Gloucestershire 294 for 6 beat Yorkshire 229 by 65 runs
Scorecard Gloucestershire Gladiators inflicted a first Clydesdale Bank 40 defeat of the
season on Yorkshire Carnegie with a 65-run victory in the opening game of the
Cheltenham Festival.
Gloucestershire joined Yorkshire on 10 points at the top of Group B after the
visitors were bowled out for 229 in reply to 294 for 6 by the hosts. Chris Taylor, with an unbeaten 83 off 63 balls, and skipper Alex Gidman, with 64 from 57 deliveries, led Gloucestershire to an imposing total.
Yorkshire slumped to 73 for 5 before Adam Lyth (84) and Tim Bresnan (58)
made a fight of the run chase with a sixth-wicket stand of 104 in 17 overs.
But the game was as good as over when Bresnan, who missed out on selection for
today's first Test at Trent Bridge, holed out to deep midwicket to give former
Yorkshire fast bowler Steve Kirby his second wicket.
Kirby also had Lyth taken at mid-off as he finished with three for 41 in eight
overs.
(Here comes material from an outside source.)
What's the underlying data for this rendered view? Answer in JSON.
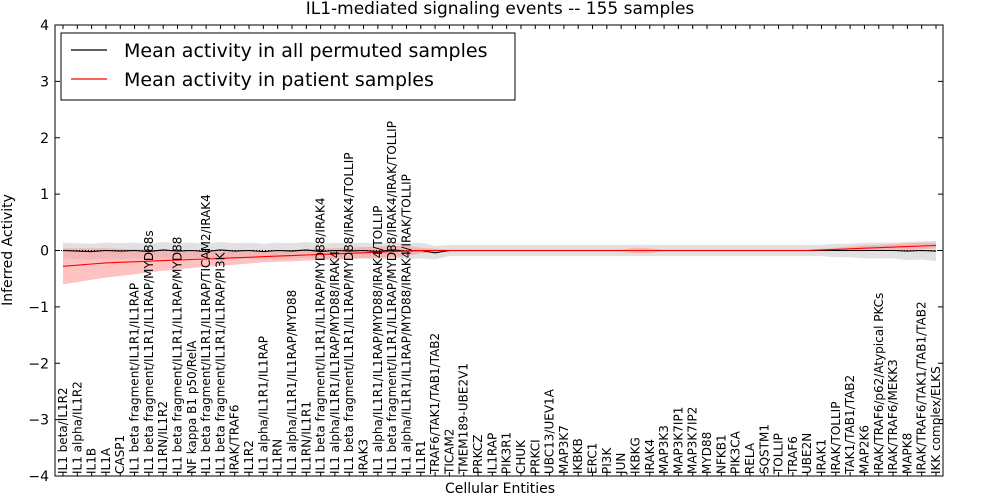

After being put in by Yorkshire captain Andrew Gale, Gloucestershire openers
Will Porterfield and James Franklin took 17 off the opening over from West
Indies paceman Tino Best.
Porterfield departed in the third over, caught at second slip off Bresnan, but
Franklin and Gidman maintained a good tempo to the innings by bringing up 50 in
the eighth over and 100 in the 15th.
The pair had extended their partnership to 105 in 17 overs when Franklin gave a
return catch to Steven Patterson. Gidman's entertaining innings came to an end in the next over when he carved a delivery from Best to Richard Pyrah at backward point. His 57-ball innings had
contained seven fours and two straight sixes.
There was no respite for Yorkshire, though, as Hamish Marshall and Taylor took
advantage of the short boundaries square of the wicket at the College Ground to
maintain a brisk scoring rate.
A partnership of 98 in 14 overs came to an end when Marshall, whose 42 came off
38 balls, pulled Bresnan to backward square leg, where Best took the catch.
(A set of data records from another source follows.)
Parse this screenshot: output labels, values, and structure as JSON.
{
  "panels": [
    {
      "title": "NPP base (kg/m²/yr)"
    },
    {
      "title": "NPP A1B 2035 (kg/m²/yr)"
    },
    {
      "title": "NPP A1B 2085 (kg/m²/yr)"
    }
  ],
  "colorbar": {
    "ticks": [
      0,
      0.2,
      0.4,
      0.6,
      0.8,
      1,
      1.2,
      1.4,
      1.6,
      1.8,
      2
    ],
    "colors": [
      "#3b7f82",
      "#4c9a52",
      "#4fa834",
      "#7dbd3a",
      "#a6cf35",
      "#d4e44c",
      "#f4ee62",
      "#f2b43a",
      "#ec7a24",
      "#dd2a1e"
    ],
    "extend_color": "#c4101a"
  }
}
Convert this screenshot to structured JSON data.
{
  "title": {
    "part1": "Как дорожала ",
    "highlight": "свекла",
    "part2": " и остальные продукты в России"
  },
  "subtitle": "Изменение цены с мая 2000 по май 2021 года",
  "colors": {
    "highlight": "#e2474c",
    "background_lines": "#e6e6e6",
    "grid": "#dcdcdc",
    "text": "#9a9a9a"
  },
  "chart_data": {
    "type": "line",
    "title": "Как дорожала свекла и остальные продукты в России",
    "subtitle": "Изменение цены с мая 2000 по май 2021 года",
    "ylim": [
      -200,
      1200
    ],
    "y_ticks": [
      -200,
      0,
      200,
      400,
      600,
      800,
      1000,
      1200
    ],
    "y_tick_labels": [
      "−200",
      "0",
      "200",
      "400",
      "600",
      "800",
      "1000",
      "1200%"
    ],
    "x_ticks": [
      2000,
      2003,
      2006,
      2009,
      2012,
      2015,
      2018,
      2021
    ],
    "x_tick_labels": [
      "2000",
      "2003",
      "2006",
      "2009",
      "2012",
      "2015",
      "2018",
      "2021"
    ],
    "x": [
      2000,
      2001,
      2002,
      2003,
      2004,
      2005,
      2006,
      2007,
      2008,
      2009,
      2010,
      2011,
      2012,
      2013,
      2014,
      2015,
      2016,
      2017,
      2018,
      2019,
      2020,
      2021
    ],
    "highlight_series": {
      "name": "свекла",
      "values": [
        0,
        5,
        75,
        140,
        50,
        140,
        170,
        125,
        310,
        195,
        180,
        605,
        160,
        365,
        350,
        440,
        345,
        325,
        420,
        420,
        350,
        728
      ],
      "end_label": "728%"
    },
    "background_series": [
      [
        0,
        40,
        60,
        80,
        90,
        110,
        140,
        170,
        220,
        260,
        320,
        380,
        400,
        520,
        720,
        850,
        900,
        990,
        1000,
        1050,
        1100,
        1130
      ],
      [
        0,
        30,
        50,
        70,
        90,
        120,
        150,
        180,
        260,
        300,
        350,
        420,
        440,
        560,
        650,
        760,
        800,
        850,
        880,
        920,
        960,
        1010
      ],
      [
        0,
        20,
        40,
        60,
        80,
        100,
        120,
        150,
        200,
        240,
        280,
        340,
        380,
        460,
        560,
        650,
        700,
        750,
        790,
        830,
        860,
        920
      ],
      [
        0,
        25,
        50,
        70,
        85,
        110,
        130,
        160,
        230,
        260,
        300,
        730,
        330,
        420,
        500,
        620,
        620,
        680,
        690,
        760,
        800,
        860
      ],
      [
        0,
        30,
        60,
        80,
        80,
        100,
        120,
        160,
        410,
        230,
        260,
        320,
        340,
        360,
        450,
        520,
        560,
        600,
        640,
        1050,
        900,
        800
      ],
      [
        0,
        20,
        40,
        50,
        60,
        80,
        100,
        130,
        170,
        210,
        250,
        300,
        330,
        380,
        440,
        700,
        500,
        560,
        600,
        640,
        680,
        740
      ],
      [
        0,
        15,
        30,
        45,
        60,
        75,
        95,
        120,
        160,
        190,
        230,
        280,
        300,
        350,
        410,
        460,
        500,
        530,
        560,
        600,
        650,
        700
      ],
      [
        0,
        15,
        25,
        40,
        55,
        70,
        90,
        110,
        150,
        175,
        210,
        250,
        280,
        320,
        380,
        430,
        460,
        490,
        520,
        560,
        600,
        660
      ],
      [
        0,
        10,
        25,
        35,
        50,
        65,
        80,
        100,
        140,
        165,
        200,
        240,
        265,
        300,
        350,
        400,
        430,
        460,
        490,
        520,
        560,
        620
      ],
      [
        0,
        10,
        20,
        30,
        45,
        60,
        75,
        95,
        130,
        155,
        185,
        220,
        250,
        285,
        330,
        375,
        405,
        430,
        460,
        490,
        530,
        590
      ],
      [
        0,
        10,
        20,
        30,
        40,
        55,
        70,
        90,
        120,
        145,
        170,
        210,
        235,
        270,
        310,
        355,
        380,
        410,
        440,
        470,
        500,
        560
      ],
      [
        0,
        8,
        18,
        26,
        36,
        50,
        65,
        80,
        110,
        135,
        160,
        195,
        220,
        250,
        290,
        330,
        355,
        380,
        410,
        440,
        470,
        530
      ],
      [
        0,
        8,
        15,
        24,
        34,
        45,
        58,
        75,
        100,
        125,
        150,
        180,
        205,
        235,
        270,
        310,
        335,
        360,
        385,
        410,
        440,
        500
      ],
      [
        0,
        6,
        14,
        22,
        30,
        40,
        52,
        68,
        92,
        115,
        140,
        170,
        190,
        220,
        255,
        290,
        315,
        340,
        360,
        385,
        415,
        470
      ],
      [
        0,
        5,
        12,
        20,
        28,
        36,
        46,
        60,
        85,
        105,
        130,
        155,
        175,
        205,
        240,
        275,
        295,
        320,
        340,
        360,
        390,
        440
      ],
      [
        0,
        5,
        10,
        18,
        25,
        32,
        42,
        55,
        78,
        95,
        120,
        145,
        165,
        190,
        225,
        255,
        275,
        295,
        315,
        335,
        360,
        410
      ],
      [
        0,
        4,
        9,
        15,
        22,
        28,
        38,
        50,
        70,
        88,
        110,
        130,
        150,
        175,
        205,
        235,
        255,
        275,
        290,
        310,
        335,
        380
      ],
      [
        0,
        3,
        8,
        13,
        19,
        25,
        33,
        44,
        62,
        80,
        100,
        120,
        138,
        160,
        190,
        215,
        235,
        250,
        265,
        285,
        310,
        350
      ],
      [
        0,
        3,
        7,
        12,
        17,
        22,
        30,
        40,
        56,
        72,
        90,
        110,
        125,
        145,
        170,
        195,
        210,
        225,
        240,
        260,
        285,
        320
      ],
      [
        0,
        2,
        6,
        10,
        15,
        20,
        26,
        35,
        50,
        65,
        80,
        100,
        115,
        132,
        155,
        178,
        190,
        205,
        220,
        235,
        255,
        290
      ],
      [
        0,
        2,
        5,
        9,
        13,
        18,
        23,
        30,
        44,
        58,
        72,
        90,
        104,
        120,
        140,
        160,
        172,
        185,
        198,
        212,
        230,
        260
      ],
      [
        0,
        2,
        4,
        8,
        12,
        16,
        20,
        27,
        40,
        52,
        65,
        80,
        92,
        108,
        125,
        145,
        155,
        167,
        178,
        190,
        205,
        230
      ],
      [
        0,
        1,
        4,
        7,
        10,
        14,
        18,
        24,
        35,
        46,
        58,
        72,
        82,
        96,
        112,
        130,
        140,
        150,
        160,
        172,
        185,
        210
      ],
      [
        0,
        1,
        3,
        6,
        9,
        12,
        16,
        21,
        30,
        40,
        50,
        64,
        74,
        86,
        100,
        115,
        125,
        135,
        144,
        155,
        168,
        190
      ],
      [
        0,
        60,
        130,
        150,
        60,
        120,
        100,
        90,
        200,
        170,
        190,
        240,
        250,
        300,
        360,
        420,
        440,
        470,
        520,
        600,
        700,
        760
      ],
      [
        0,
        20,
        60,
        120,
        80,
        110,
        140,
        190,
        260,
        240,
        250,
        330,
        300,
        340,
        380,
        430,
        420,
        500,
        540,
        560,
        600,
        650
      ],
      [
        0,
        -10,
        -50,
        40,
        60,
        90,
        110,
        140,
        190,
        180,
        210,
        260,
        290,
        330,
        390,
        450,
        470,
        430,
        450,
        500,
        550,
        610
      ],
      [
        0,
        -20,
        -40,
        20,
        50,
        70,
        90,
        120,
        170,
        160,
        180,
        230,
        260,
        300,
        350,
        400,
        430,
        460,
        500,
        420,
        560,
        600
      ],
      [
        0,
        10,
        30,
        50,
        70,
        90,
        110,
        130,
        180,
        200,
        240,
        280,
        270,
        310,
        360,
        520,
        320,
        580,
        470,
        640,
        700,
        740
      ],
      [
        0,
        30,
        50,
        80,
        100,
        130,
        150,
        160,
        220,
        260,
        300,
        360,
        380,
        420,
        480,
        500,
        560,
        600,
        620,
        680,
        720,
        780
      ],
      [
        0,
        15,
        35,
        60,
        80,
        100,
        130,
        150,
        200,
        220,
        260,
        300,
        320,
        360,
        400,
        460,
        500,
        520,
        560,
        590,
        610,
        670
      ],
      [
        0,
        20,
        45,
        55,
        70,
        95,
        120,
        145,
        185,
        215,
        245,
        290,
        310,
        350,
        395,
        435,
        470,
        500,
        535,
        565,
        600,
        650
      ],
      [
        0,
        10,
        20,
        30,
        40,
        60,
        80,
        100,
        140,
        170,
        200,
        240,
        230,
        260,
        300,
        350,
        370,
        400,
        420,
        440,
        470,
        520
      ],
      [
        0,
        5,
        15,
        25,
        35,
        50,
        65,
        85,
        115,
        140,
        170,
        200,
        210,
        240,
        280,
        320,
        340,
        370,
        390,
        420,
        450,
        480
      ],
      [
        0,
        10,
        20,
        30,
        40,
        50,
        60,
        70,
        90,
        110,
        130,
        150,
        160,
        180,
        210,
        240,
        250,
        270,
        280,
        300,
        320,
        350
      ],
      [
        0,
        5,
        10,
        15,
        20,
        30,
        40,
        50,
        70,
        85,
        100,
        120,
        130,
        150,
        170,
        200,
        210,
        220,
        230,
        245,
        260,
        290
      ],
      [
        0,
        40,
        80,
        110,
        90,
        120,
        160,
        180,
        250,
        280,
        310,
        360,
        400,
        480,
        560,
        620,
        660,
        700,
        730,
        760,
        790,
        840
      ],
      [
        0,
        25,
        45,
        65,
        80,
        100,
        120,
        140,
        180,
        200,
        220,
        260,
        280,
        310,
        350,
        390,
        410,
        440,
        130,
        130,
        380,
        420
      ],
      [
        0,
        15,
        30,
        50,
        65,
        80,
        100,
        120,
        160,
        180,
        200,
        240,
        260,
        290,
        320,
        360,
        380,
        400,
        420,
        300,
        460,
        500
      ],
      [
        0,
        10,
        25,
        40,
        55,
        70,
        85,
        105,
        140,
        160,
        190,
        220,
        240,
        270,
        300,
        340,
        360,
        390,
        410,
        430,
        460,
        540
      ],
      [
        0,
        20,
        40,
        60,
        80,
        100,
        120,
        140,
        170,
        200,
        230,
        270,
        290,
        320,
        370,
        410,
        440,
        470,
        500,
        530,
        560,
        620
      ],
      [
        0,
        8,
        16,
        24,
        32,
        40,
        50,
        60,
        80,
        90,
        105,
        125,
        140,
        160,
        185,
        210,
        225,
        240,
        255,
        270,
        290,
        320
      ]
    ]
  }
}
Chris Dent was dismissed soon after when he sliced a drive off Patterson to
Wainwright at short third man. But that brought Steve Snell to the middle and he
and Taylor plundered 50 off the last four overs.
Snell cracked three fours and a six over long-off before he was run out at the
bowler's end, attempting a third run off Adil Rashid. Taylor smashed the next delivery over the midwicket boundary boards for six and the final over of the innings from Rashid ended up costing 19 runs.
Taylor's unbeaten 83 was his best one-day score of the season and there were
four fours and three sixes in his innings. Yorkshire's chase got off to a disastrous start with the loss of four wickets in the opening six overs for 39 runs.
Jacques Rudolph was first to go when Jon Lewis had him taken at second slip by
Richard Dawson. Anthony Ireland accounted for Gale, who played on, and Jonathan Bairstow,
caught behind, off successive deliveries and then Lewis clipped Rashid's off
stump.
Anthony McGrath helped Lyth put on 34 for the fifth wicket before Kirby had him
caught behind off a defensive edge. Lyth and Bresnan, who had dashed down from Nottingham after being told England did not need him, rallied the innings with a half-century apiece.
Bresnan hit sixes over long-on and midwicket on his way to a 57-ball fifty, but
eventually fell to a fine catch on the run by Dawson in the deep off Kirby. Lyth's valiant knock ended two overs later when he skied a drive off Kirby to Marshall at mid-off, and the rest of the innings quickly folded.
The last three wickets were taken by Dawson, who had Wainwright leg before,
Pyrah caught at extra cover by Gidman and Patterson caught behind.